Under the FDA feed ban, firms must clearly label feed and feed ingredients that may contain banned proteins with the statement "Do not feed to cattle or other ruminants." Firms also must have methods for preventing mixing if they handle feed for both nonruminant animals (whose feed is still allowed to contain cattle protein) and ruminants.

Sens. Tom Harkin, D-Iowa, and Dick Durbin, D-Ill., requested the GAO report. To gather information, the agency reviewed 404 FDA inspection reports, interviewed FDA officials, and watched FDA and state inspectors conduct 19 feed-facility inspections in 12 states, the report says. The GAO also surveyed state agency officials in 38 states that inspected feed facilities under contracts with the FDA last year.

The report says the FDA has remedied some problems that the GAO had described in a report in early 2002. The agency now has uniform methods for inspecting feed facilities and training both FDA and state inspectors, plus better methods for tracking inspection results.

However, the GAO finds that the enforcement program still has serious weaknesses:

About 14,800 feed manufacturers and other feed-industry businesses have been inspected so far, but the FDA knows there are others that have not been inspected, and it has no "uniform approach" for finding them.
The FDA has not reinspected about 2,800 feed businesses in the past 5 years. Many of those were farms that are considered low-risk, but about 400 were feed mills, where the risk of violations is deemed higher.
The FDA's inspection guidelines do not call for routine testing of cattle feed for banned material. FDA officials said the presence of exempt items such as cattle blood in feed makes such testing useless, but officials in some states said such testing would be useful at firms that say they don't use exempt items.
The FDA has not always alerted the USDA and states when it learned that cattle might have been given feed containing banned material, even though the FDA's guidelines call for such notifications. In one case, an inspector found that a firm had been using banned material for nearly a year; the firm issued a recall, but the FDA did not notify the USDA or the state.
The FDA has given incomplete information about feed-ban compliance to Congress and the public. For example, in January 2004 the agency reported a 99% compliance rate but failed to note that the rate was based on inspections of only about 570 firms. And in some cases, FDA has counted firms as being in compliance even when the firms have placed no warning labels on feeds that contain prohibited material.
The report says that in commenting on a draft version, the FDA said it believed "that the weaknesses we identified are not sufficiently material to place U.S. cattle at risk for BSE and that its risk-based inspection approach assures adequate oversight of the feed-ban rule."

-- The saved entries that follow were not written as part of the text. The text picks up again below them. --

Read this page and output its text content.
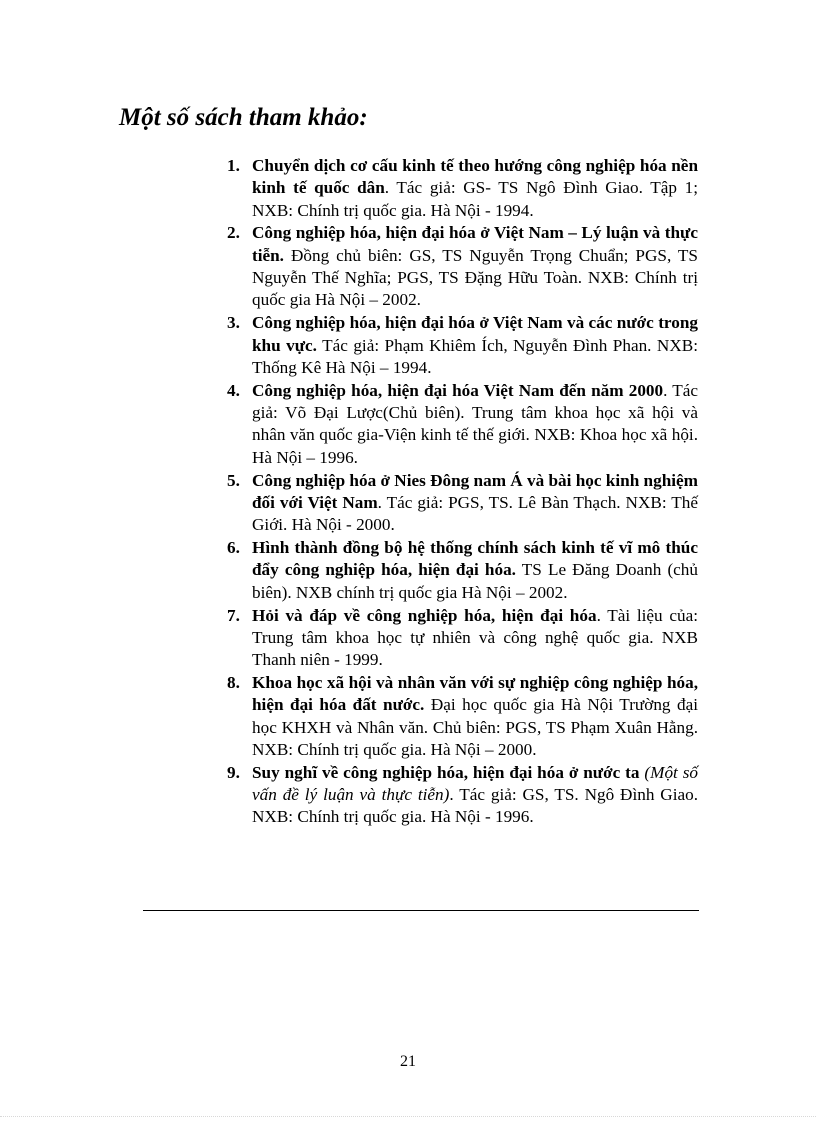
Một số sách tham khảo:
1. Chuyển dịch cơ cấu kinh tế theo hướng công nghiệp hóa nền kinh tế quốc dân. Tác giả: GS- TS Ngô Đình Giao. Tập 1; NXB: Chính trị quốc gia. Hà Nội - 1994.
2. Công nghiệp hóa, hiện đại hóa ở Việt Nam – Lý luận và thực tiễn. Đồng chủ biên: GS, TS Nguyễn Trọng Chuẩn; PGS, TS Nguyễn Thế Nghĩa; PGS, TS Đặng Hữu Toàn. NXB: Chính trị quốc gia Hà Nội – 2002.
3. Công nghiệp hóa, hiện đại hóa ở Việt Nam và các nước trong khu vực. Tác giả: Phạm Khiêm Ích, Nguyễn Đình Phan. NXB: Thống Kê Hà Nội – 1994.
4. Công nghiệp hóa, hiện đại hóa Việt Nam đến năm 2000. Tác giả: Võ Đại Lược(Chủ biên). Trung tâm khoa học xã hội và nhân văn quốc gia-Viện kinh tế thế giới. NXB: Khoa học xã hội. Hà Nội – 1996.
5. Công nghiệp hóa ở Nies Đông nam Á và bài học kinh nghiệm đối với Việt Nam. Tác giả: PGS, TS. Lê Bàn Thạch. NXB: Thế Giới. Hà Nội - 2000.
6. Hình thành đồng bộ hệ thống chính sách kinh tế vĩ mô thúc đẩy công nghiệp hóa, hiện đại hóa. TS Le Đăng Doanh (chủ biên). NXB chính trị quốc gia Hà Nội – 2002.
7. Hỏi và đáp về công nghiệp hóa, hiện đại hóa. Tài liệu của: Trung tâm khoa học tự nhiên và công nghệ quốc gia. NXB Thanh niên - 1999.
8. Khoa học xã hội và nhân văn với sự nghiệp công nghiệp hóa, hiện đại hóa đất nước. Đại học quốc gia Hà Nội Trường đại học KHXH và Nhân văn. Chủ biên: PGS, TS Phạm Xuân Hằng. NXB: Chính trị quốc gia. Hà Nội – 2000.
9. Suy nghĩ về công nghiệp hóa, hiện đại hóa ở nước ta (Một số vấn đề lý luận và thực tiễn). Tác giả: GS, TS. Ngô Đình Giao. NXB: Chính trị quốc gia. Hà Nội - 1996.
21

The report includes nine recommendations to correct the various problems. The FDA disagreed with four of the recommendations, including the advice that the FDA should test feed samples when it inspects feed businesses. Tests cannot detect the prions that cause BSE, but they can detect animal material, which would help in verifying inspection results, the GAO contends.
 
Sash, you didn't send this to Japan did you? I would hope they didn't hear about this!